Sur les demandes relatives aux rails inadaptés des volets
Le tribunal a jugé que les demandes à ce titre étaient irrecevables. Il a en effet considéré que les désordres n’étaient pas généralisés à l’ensemble des copropriétaires si bien qu’ils affectaient les parties privatives si bien que seuls les copropriétaires étaient individuellement recevables à présenter des demandes à ce titre.
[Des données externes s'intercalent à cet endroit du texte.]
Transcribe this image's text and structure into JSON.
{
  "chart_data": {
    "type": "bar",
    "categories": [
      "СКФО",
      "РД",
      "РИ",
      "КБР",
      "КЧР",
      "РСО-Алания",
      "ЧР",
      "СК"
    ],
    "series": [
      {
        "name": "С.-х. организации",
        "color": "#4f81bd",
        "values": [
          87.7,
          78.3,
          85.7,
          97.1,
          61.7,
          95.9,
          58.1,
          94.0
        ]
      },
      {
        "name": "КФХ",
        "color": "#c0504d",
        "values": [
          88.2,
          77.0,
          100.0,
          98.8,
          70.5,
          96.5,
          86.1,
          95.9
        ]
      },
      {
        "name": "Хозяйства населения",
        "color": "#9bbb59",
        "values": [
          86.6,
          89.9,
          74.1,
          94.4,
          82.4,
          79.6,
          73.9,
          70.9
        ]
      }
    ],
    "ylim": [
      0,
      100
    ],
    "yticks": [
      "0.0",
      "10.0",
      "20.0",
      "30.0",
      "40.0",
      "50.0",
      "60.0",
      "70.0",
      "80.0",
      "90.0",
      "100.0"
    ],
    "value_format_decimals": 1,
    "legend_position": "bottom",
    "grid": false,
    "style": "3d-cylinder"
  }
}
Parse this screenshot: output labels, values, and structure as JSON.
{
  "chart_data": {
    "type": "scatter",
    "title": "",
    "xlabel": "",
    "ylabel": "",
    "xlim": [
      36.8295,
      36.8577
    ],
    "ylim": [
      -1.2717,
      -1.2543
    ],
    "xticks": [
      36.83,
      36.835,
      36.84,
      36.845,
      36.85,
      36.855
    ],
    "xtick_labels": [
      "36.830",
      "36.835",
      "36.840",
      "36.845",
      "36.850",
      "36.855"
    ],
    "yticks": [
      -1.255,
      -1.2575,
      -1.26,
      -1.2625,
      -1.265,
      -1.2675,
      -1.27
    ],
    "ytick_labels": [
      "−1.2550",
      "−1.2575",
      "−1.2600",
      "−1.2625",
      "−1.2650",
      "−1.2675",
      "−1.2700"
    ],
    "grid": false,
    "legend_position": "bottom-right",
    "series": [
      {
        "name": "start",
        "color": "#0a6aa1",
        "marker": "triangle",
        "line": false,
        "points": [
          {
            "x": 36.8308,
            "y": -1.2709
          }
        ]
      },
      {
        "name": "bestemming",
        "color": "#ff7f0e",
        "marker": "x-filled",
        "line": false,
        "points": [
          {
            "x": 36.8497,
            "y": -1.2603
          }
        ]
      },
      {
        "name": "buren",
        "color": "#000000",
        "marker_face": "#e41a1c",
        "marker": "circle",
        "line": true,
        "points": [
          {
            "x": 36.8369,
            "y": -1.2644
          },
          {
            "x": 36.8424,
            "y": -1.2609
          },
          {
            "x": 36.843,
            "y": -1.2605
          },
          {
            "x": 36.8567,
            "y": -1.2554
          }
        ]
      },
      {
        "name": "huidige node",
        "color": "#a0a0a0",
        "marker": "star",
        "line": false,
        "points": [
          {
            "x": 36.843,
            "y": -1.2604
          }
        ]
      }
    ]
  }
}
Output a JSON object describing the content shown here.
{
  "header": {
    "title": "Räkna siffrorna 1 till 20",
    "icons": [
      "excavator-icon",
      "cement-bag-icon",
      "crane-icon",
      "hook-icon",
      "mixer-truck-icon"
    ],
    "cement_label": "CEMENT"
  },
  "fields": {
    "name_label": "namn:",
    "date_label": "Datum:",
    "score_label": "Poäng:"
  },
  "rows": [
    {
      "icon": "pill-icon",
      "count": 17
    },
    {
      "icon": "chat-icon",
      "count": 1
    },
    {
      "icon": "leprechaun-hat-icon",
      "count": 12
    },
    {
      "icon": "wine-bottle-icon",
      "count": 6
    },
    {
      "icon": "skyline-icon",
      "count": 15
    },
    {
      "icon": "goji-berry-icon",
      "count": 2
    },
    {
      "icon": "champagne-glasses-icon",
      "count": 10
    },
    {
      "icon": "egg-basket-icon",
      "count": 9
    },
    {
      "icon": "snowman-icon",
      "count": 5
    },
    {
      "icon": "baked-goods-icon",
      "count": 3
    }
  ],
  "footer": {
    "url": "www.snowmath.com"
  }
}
L’appelant fait valoir qu’il est recevable à agir dès lors que le désordre affecte tous les volets. En effet sur 15 appartements, 10 sont équipés du système défaillant, les 5 autres bénéficiant de volets électriques, et les 10 appartements sont identiquement affectés. Il ajoute que ce désordre s’est révélé dans toute sa nature et son ampleur après la réception de l’ouvrage. Ce désordre est de nature décennale alors qu’il n’était pas apparent pour un profane lors de la réception et qu’il porte atteinte à la destination de l’ouvrage, dans la mesure où les volets tombent et peuvent ainsi blesser ou même tuer. La société BT general est principalement responsable de ce désordre. Le maître d''uvre a aussi manqué à ses obligations en ne vérifiant pas la qualité des rails mis en 'uvre ainsi que le bureau de contrôle, SOCOTEC qui n’a pas émis de réserve quant à leur conception. Les compagnies MAAF et AXA devront leurs garanties. La responsabilité de la société Lasserre promotions est engagée si bien qu’elle sera condamnée à réparer ce désordre ainsi que la compagnie Allianz, son assureur CNR mais également assureur dommages ouvrage mais également M. [O] et son assureur la SMABTP et la SOCOTEC, bureau de contrôle.
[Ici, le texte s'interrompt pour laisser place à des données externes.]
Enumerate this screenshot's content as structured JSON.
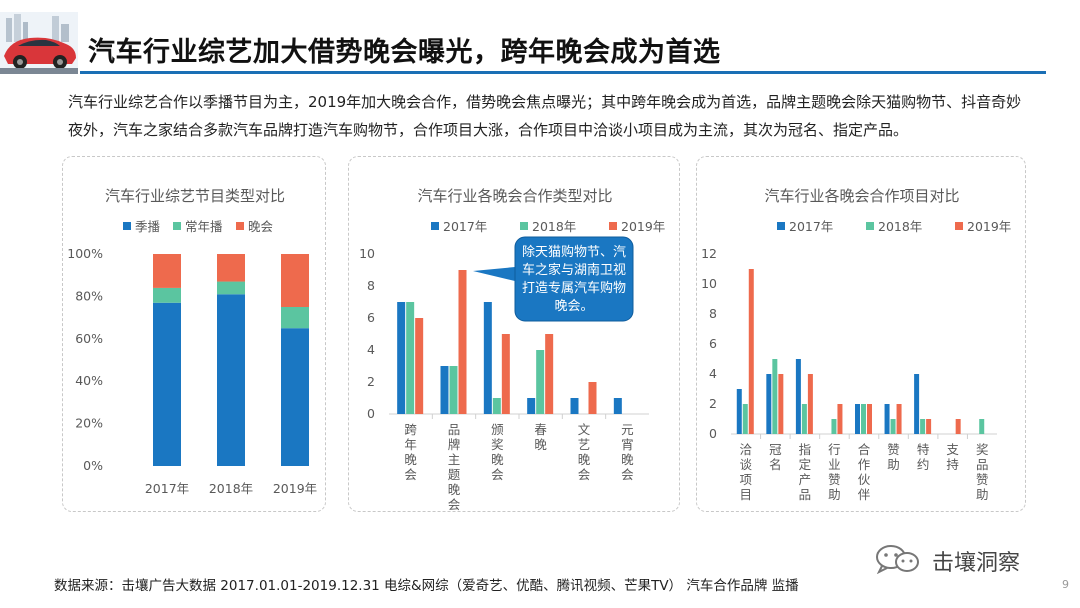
{
  "title": "汽车行业综艺加大借势晚会曝光，跨年晚会成为首选",
  "intro": "汽车行业综艺合作以季播节目为主，2019年加大晚会合作，借势晚会焦点曝光；其中跨年晚会成为首选，品牌主题晚会除天猫购物节、抖音奇妙夜外，汽车之家结合多款汽车品牌打造汽车购物节，合作项目大涨，合作项目中洽谈小项目成为主流，其次为冠名、指定产品。",
  "footer": "数据来源：击壤广告大数据 2017.01.01-2019.12.31  电综&网综（爱奇艺、优酷、腾讯视频、芒果TV） 汽车合作品牌 监播",
  "brand": "击壤洞察",
  "page_number": "9",
  "colors": {
    "blue": "#1a77c2",
    "teal": "#5bc5a0",
    "orange": "#ee6a4d",
    "accent": "#1a6fb5"
  },
  "chart_data": [
    {
      "type": "bar",
      "stacked": true,
      "percent": true,
      "title": "汽车行业综艺节目类型对比",
      "categories": [
        "2017年",
        "2018年",
        "2019年"
      ],
      "series": [
        {
          "name": "季播",
          "color": "#1a77c2",
          "values": [
            77,
            81,
            65
          ]
        },
        {
          "name": "常年播",
          "color": "#5bc5a0",
          "values": [
            7,
            6,
            10
          ]
        },
        {
          "name": "晚会",
          "color": "#ee6a4d",
          "values": [
            16,
            13,
            25
          ]
        }
      ],
      "ylim": [
        0,
        100
      ],
      "yticks": [
        "0%",
        "20%",
        "40%",
        "60%",
        "80%",
        "100%"
      ],
      "legend": "top"
    },
    {
      "type": "bar",
      "title": "汽车行业各晚会合作类型对比",
      "categories": [
        "跨年晚会",
        "品牌主题晚会",
        "颁奖晚会",
        "春晚",
        "文艺晚会",
        "元宵晚会"
      ],
      "series": [
        {
          "name": "2017年",
          "color": "#1a77c2",
          "values": [
            7,
            3,
            7,
            1,
            1,
            1
          ]
        },
        {
          "name": "2018年",
          "color": "#5bc5a0",
          "values": [
            7,
            3,
            1,
            4,
            0,
            0
          ]
        },
        {
          "name": "2019年",
          "color": "#ee6a4d",
          "values": [
            6,
            9,
            5,
            5,
            2,
            0
          ]
        }
      ],
      "ylim": [
        0,
        10
      ],
      "yticks": [
        "0",
        "2",
        "4",
        "6",
        "8",
        "10"
      ],
      "legend": "top",
      "annotation": "除天猫购物节、汽车之家与湖南卫视打造专属汽车购物晚会。"
    },
    {
      "type": "bar",
      "title": "汽车行业各晚会合作项目对比",
      "categories": [
        "洽谈项目",
        "冠名",
        "指定产品",
        "行业赞助",
        "合作伙伴",
        "赞助",
        "特约",
        "支持",
        "奖品赞助"
      ],
      "series": [
        {
          "name": "2017年",
          "color": "#1a77c2",
          "values": [
            3,
            4,
            5,
            0,
            2,
            2,
            4,
            0,
            0
          ]
        },
        {
          "name": "2018年",
          "color": "#5bc5a0",
          "values": [
            2,
            5,
            2,
            1,
            2,
            1,
            1,
            0,
            1
          ]
        },
        {
          "name": "2019年",
          "color": "#ee6a4d",
          "values": [
            11,
            4,
            4,
            2,
            2,
            2,
            1,
            1,
            0
          ]
        }
      ],
      "ylim": [
        0,
        12
      ],
      "yticks": [
        "0",
        "2",
        "4",
        "6",
        "8",
        "10",
        "12"
      ],
      "legend": "top"
    }
  ]
}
La société Lasserre promotions expose que ce désordre relève d’une faute de conception et de mise en 'uvre du dispositif des volets sur les façades. Aussi, elle demande à être relevée indemne par son assureur Allianz, en sa double qualité, par l’architecte et l’assureur de celui-ci,par la SMABTP et par la MAAF, assureur de la société BT general.
La SMABTP fait valoir que l’expert judiciaire a précisé que le désordre ne provenait pas d’une faute de conception générale mais d’un défaut de conception-adaptation pour exécution relevant de la responsabilité du constructeur. Elle fait en outre valoir que le désordre était visible lors de la reception si bien qu’elle ne peut être condamnée au titre de ce désordre qui n’est pas de nature décennale.
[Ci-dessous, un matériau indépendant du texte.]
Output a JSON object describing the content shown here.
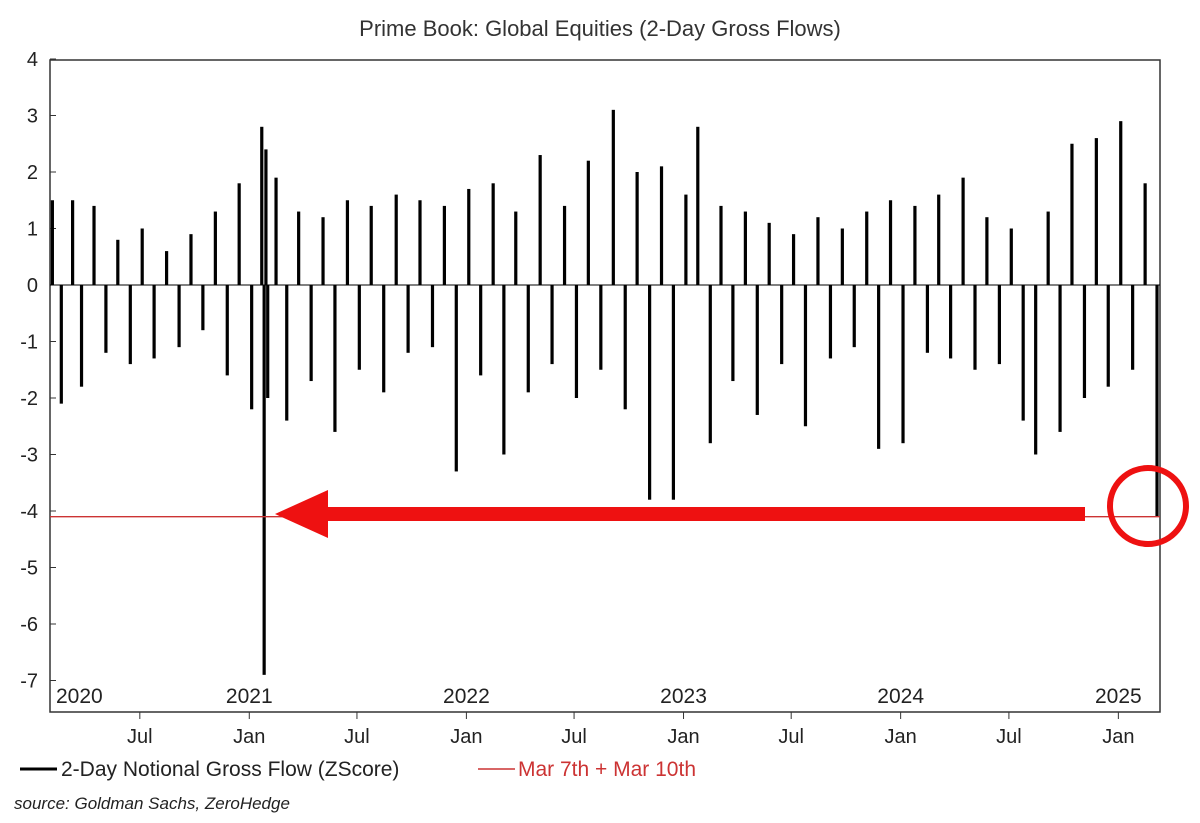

La MAAF soutient que le syndicat des copropriétaires est irrecevable en sa demande alors que les volets ne constituent pas des parties communes et que chacun des copropriétaires concernés pourrait seuls agir sans pouvoir se faire représenter par le syndicat des copropriétaires. Par ailleurs, il ne résulte d’aucune pièce ni du rapport d’expertise que les désordres relatifs aux volets concerneraient les copropriétaires étant intervenus à l’instance. Leurs demandes sont donc tout autant irrecevables. En outre, la société BT general a souscrit auprès de la concluante un contrat assurance construction à effet du 1er février 2011, qui a été résilié le 31 décembre 2011. Or, la réclamation, soit la délivrance de l’assignation en référé, est postérieure à cette date. Dès lors, seule la garantie obligatoire demeure. Or, le désordre étant apparent à la réception, il n’est pas de nature décennal.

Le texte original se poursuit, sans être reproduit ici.